After the California legislature passed its AB-5 bill -- which will reclassify private contractors into full-time employees -- many Uber and Lyft drivers rejoiced at the opportunity to be considered full-time employees rather than contractors.

However, other contract employees might face hurdles further down the line in their careers. For many independent musicians, AB-5 requires everyone who has worked on a song such as producers, background vocalists, publicists and engineers to be considered an employee, entitling them to minimum wage and benefits.

Many musicians rely on the aspect of freelancing to have freedom with the direction of their work but the bill would limit the way they cooperate with others.

“I would much rather make the art I want, with whom I want, when I want, and on my conditions and make less money,” said Jessica Harper, a popular music student who is also a singer-songwriter. Harper said the bill would discourage her from hiring people to help her with her music.

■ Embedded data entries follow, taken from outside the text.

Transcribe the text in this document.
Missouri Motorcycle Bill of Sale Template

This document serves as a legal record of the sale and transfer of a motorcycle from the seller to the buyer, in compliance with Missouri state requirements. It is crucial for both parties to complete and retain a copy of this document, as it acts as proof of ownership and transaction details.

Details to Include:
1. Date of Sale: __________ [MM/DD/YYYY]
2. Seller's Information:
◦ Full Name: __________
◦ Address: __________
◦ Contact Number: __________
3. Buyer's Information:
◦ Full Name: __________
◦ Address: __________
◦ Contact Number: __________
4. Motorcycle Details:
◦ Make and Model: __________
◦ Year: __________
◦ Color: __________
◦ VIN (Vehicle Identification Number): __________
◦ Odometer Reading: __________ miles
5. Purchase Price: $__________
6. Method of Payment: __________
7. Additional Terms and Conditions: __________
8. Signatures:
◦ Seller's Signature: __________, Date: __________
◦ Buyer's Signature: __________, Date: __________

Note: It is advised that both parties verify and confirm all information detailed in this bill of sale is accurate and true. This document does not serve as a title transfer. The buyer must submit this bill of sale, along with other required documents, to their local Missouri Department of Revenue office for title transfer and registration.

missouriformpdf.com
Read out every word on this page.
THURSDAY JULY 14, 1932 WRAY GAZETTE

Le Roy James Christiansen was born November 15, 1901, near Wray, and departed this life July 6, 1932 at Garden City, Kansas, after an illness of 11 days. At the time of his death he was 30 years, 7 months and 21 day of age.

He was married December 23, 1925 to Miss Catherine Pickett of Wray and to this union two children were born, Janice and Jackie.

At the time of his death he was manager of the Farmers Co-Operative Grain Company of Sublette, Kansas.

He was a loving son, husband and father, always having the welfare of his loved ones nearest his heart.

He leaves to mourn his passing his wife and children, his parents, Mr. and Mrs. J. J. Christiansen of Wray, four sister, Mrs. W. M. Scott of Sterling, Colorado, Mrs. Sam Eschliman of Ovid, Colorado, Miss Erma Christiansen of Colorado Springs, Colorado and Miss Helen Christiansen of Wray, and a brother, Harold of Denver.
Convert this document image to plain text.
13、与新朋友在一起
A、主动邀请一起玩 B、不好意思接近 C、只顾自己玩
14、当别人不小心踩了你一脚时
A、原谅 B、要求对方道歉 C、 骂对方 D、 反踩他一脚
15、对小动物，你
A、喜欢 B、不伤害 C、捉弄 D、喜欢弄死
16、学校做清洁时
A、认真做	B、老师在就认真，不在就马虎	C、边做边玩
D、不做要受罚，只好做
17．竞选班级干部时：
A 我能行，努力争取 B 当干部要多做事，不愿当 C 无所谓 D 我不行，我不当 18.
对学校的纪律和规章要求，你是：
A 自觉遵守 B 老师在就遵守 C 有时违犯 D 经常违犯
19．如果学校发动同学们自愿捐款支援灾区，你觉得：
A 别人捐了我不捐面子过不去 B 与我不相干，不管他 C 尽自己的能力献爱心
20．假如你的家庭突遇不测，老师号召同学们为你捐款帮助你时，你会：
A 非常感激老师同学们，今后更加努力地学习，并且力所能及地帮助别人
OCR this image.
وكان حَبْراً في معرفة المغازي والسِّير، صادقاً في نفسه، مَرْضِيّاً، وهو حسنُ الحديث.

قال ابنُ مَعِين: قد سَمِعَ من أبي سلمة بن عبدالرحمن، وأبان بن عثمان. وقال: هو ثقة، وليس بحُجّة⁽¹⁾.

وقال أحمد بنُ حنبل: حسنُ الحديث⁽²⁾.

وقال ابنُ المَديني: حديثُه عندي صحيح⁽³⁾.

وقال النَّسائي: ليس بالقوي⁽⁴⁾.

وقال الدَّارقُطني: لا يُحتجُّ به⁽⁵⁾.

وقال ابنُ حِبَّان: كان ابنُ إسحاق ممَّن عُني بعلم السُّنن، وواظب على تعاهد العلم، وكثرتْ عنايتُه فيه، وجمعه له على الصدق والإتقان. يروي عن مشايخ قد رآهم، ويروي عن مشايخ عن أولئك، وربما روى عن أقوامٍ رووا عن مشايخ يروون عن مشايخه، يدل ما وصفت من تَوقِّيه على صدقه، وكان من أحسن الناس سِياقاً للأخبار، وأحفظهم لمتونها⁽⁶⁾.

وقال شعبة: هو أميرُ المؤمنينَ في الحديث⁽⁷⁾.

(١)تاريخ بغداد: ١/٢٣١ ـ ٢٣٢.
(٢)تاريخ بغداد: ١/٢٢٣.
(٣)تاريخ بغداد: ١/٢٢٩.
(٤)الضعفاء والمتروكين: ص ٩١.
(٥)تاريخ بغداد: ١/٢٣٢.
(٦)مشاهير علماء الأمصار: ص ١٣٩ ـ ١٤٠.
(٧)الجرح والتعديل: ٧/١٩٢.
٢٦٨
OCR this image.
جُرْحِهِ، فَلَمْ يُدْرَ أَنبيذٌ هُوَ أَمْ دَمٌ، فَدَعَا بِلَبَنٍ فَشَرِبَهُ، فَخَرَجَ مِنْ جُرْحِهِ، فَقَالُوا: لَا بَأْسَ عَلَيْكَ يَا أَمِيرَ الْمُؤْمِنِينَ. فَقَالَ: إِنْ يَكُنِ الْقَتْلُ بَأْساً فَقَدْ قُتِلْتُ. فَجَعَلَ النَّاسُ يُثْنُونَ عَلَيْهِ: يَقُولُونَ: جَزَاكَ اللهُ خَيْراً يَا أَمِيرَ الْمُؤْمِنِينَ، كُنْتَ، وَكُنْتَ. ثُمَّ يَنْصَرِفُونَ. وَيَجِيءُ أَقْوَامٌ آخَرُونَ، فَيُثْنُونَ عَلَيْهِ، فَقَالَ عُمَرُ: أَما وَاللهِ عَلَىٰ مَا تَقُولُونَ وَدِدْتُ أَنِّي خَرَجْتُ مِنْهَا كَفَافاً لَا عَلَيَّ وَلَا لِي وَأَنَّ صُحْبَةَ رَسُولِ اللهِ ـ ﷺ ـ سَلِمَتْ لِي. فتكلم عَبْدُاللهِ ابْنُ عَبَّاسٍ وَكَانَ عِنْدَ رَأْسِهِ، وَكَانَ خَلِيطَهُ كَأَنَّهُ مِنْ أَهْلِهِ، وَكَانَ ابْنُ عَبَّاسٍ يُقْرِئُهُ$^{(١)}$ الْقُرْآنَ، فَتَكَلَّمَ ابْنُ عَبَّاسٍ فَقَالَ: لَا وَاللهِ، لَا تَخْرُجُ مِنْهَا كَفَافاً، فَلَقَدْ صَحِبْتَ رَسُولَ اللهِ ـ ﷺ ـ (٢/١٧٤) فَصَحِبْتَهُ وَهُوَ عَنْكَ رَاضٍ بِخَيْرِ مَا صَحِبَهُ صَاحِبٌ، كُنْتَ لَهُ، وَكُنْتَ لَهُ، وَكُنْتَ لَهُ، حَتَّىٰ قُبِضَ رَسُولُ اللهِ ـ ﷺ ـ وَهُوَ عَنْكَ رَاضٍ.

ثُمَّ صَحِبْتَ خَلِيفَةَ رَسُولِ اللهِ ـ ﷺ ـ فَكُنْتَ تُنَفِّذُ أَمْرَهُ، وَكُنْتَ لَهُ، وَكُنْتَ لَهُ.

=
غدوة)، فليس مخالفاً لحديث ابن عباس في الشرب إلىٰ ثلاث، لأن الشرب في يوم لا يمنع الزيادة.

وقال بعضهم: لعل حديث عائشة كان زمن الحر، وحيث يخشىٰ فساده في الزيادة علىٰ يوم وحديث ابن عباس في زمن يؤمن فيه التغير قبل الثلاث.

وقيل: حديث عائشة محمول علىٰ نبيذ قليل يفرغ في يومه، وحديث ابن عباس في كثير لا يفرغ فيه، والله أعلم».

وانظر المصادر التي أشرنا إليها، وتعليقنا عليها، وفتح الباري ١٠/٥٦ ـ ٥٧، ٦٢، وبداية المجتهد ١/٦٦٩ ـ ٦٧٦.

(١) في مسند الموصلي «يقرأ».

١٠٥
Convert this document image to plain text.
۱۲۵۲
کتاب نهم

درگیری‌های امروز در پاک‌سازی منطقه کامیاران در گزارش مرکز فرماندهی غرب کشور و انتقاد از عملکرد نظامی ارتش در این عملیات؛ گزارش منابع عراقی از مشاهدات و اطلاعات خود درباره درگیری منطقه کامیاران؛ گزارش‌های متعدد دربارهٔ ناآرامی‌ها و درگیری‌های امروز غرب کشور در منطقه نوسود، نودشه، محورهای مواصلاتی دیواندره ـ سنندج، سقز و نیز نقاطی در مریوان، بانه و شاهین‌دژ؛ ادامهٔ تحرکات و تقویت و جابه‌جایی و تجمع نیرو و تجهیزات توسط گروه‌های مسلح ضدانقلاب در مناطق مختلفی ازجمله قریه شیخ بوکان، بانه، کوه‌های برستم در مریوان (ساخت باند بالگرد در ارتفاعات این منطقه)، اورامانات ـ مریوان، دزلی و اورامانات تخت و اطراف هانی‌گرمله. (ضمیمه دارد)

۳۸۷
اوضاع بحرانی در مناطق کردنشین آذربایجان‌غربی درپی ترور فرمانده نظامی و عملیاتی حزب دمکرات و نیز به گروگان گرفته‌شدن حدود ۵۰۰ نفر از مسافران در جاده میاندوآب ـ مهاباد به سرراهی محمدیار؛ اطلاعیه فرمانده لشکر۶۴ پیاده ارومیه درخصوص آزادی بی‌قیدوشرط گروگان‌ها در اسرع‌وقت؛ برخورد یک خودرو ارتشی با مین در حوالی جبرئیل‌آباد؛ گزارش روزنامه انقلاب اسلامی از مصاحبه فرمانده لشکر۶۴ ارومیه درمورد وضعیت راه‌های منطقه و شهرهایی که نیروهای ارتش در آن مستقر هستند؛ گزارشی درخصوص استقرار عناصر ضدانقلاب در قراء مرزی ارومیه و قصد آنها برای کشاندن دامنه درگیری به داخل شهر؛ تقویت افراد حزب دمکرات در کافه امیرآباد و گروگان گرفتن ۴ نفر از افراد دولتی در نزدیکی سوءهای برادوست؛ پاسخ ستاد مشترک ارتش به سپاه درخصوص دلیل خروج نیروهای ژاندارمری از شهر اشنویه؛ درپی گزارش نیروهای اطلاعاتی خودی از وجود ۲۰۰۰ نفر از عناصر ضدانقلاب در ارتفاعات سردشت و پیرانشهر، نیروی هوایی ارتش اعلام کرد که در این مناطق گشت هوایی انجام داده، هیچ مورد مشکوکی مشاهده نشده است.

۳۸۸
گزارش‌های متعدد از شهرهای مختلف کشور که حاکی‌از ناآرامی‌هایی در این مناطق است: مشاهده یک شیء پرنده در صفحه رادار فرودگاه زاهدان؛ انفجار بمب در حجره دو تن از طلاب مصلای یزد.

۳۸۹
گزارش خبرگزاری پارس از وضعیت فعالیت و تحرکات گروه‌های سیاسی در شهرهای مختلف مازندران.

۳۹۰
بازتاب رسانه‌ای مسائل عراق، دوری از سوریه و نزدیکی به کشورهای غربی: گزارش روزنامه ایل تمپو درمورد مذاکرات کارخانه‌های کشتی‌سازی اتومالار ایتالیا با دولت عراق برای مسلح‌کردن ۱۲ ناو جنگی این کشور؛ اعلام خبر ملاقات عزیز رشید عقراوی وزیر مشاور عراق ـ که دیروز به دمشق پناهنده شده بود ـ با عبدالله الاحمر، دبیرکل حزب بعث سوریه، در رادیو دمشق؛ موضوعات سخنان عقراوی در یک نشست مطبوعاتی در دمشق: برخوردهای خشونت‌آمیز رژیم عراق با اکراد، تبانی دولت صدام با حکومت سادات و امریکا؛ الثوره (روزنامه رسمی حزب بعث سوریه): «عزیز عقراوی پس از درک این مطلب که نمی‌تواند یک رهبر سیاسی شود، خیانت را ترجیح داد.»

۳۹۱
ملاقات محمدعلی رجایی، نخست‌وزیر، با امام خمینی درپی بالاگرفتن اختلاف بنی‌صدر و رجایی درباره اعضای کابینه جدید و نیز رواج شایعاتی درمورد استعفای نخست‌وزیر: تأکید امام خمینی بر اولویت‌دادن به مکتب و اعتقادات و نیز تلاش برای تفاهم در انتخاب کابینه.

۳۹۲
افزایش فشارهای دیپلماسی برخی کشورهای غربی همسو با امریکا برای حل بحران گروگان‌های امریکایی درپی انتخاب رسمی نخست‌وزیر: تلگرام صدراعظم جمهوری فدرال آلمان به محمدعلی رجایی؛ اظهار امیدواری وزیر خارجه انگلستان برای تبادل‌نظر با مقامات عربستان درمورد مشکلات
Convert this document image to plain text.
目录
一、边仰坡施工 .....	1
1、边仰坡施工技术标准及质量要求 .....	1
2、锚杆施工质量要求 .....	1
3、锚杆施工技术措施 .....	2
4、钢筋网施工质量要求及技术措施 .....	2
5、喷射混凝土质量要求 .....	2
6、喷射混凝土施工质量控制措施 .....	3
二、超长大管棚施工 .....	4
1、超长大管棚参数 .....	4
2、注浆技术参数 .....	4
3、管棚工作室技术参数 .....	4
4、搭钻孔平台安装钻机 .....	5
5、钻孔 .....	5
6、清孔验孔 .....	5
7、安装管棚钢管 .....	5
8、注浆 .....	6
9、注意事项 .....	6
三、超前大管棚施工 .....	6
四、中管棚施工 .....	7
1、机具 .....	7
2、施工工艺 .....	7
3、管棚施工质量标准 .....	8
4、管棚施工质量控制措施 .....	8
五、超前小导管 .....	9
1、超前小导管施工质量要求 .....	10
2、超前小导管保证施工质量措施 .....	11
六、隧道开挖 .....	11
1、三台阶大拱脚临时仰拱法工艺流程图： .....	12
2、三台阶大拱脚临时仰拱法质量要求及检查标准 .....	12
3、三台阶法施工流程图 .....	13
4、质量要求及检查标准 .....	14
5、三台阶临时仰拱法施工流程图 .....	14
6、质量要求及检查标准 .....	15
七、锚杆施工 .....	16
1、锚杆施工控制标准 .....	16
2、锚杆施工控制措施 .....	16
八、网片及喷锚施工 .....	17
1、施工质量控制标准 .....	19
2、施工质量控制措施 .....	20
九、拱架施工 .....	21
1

The Recording Industry Association of America released an open letter supporting Uber and Lyft and also raised concerns that the law will “threaten to quash the innovation” for hopeful musicians. Musicians would have to go to other states, such as New York, to have the independence of freelance work.

Torn between the decision to stay or go is Amoye Ooutosin, a USC freshman studying classical piano. Having just moved from out of state to attend college, Ooutosin is open to the idea of seeking out future work opportunities outside of California if the need arises but also agreed with certain conditions of the bill that would create more financially stable working conditions for musicians.

“If it’s something stable, we can at least sustain or build a living off of that because we may have a gig one day that pays a lot but that type of activity may not follow after those one or two gigs,” Ooutosin said.

The independent contractor model that sustains gig economies isn’t anything new. Hernan Galperin, a USC professor of Communication, said that “the independent contractor model has been at the heart of other industries for decades, including the music industry.” The key to restructuring this system lies in acknowledging worker misclassification while maintaining the relationships these gig economy companies have with their employees, he said.

California Governor Gavin Newsom is expected to sign the bill, which would then go into effect in 2020.